4. The ''Guilt is Good'' Principle

 

This principle, also known as the "Nobody gets out of here unbesmirched" Principle, is one of the most potent weapons in the Creation Scholar's armoury.  It states:

 

"We are all of us drenched in Original Sin and acknowledge our guilt.  If you don't acknowledge your guilt, I'll find some for you, even if only by association"

 

A Creation Scholar need only find a promising quote; say, Jeffrey Dahmer asserting that as people are animals who eat animals, it is acceptable that people eat people. From here, it is an easy step to knit-up a skein of associative guilt into a logical syllogistic chain, such as:    

 

MAJOR PREMISE:  Jeffery Dahmer, a psychopathic cannibal, ate people and animals.

MINOR PREMISE: Charles Darwin held that people are animals.
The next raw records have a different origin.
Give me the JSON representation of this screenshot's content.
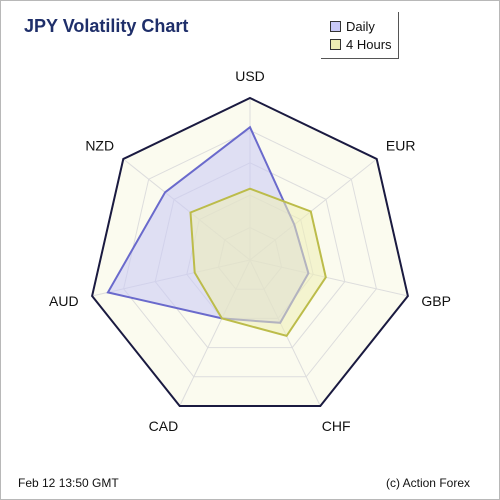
{
  "chart_data": {
    "type": "radar",
    "title": "JPY Volatility Chart",
    "axes": [
      "USD",
      "EUR",
      "GBP",
      "CHF",
      "CAD",
      "AUD",
      "NZD"
    ],
    "rlim": [
      0,
      100
    ],
    "rings": 5,
    "grid": true,
    "legend_position": "top-right",
    "series": [
      {
        "name": "Daily",
        "values": [
          82,
          35,
          37,
          43,
          40,
          90,
          67
        ],
        "stroke": "#6a6acc",
        "fill": "#c8c8f6"
      },
      {
        "name": "4 Hours",
        "values": [
          44,
          48,
          48,
          52,
          40,
          35,
          47
        ],
        "stroke": "#bcbc4a",
        "fill": "#eeeeb4"
      }
    ]
  },
  "footer": {
    "date": "Feb 12  13:50 GMT",
    "copyright": "(c) Action Forex"
  },
  "colors": {
    "title": "#1f2f6a",
    "outline": "#1a1a40",
    "grid_fill": "#fbfbef",
    "grid_line": "#dddddd"
  }
}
CONCLUSION: Darwin, and all who uphold his Satanic theory, are murderous psychopathic cannibals!

 

And are those the sort of folks you want teaching your kids biology in High School?  I don't think so.

 

5. The ''Expert, Schmexpert!'' Principle

 

This principle counters the unfair advantage in debate sought by over-educated moral relativists, and states:

 

I don't care that your expert is a Nobel Prize winning Biochemist who earned his Ph.D at MIT, whereas my expert got his Doctorate of Divinity through the mail from the South Kansas Normal Institute of His Second Coming in Glory

 

In other words, my expert is a man of God, and yours is an atheist. Next!

 

6. The ''Lectio longa, Google brevis'' Principle

 

This principle highlights the fact that reading scholarly materials is a time wasting pursuit compared to a quick search-engine gleaning of the internet for appropriately-mined quotes.

If you are unfamiliar with the "cut and paste" functions of your internet browser, then you don't really have what it takes to make a top-rank Creationist Scholar.